De privacybeheerder is betrokken bij alle bezwaarschriftenprocedures die voortvloeien uit genomen beslissingen op grond van de wet en daarbij behorende regelingen,de Wet bescherming persoonsgegevens voor zover hierbij privacyaspecten aan de orde zijn.
Hoofdstuk 7 DE GEGEVENSVERWERKING
De gegevensverwerkers voorzien in:
a) het verwerken van de gegevens in de basisadministratie overeenkomstig de voorschriften van de krachtens de wet voorgeschreven systeembeschrijving (Logisch Ontwerp GBA) en de handleiding uitvoeringsprocedures, voor zover daartoe door de applicatiebeheerder geautoriseerd;
b) het verzamelen van de daarvoor bestemde gegevens;
c) de archivering van de brondocumenten op grond waarvan de gegevens zijn verwerkt;
d) de behandeling van mutaties;
e) de behandeling van het netwerkverkeer, behalve de periodieke gegevensverstrekking;
f) de behandeling van de foutverslagen, voortvloeiend uit de inkomende netwerk- berichten;
g) de toetsing van de waarde die aan overgelegde brondocumenten kan worden toegekend aan de hand van artikel 36 van de wet en ziet erop toe dat geen gegevens worden verwerkt uit documenten waaraan bij of krachtens de Wet geen ontleningstatus is gegeven;
h) de dagelijkse controle van de in de basisadministratie aangebrachte actualiseringen;
i) de kennisgeving aan de ingeschrevene voor wat betreft de verwerking van:
j) de toezending van de complete persoonslijst aan de ingeschrevene ingeval van een:
Hoofdstuk 8 HET BEVEILIGINGSBEHEER
De beveiligingsbeheerder is verantwoordelijk voor het toezicht op naleving van de beveiligings-maatregelen en –procedures zoals uitgewerkt in het Informatiebeveiligingsplan.
De beveiligingsbeheerder is bevoegd om het management van de afdeling Burgerzaken adviezen te geven ten aanzien van beveiligingsvoorschriften, die voortvloeien uit de wet en het Informatiebeveiligingsplan.
De beveiligingsbeheerder ziet er op toe dat:
a) beveiligingsvoorschriften die voortvloeien uit de wet en het Informatiebeveiligingsplan worden nageleefd;
b)de in deze regeling opgenomen bepalingen inzake beveiliging worden nageleefd.
De beveiligingsbeheerder adviseert rechtstreeks aan het college van burgemeester en wethouders over beveiligingsaspecten die uit het Informatiebeveiligingsplan voortvloeien.

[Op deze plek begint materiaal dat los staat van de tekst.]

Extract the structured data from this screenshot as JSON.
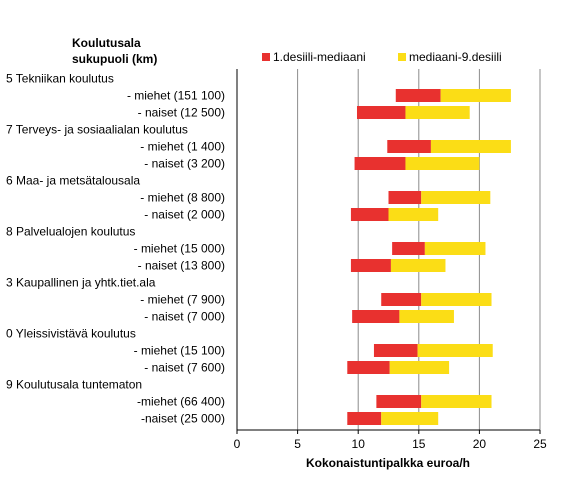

De beveiligingsbeheerder voorziet in een jaarlijks verslag over de activiteiten inzake het Beveiligingsbeheer.
De in deze regeling opgenomen bepalingen gelden voor de basisregistratie personen als bedoeld in artikel 1 van de Verordening Basisregistratie Personen evenals voor de daarin genoemde aangehaakte gegevens.
1. Deze regeling wordt aangehaald als ‘Beheerregeling BRP gemeente Zwolle’ en treedt in werking op 1 januari 2013.
2. De Beheerregeling GBA zoals vastgesteld door het college van burgemeester en wethouders van de gemeente Zwolle op 31 maart 2005 wordt hiermee ingetrokken.
3. De regeling ligt ter inzage in het Informatiecentrum in het Stadskantoor.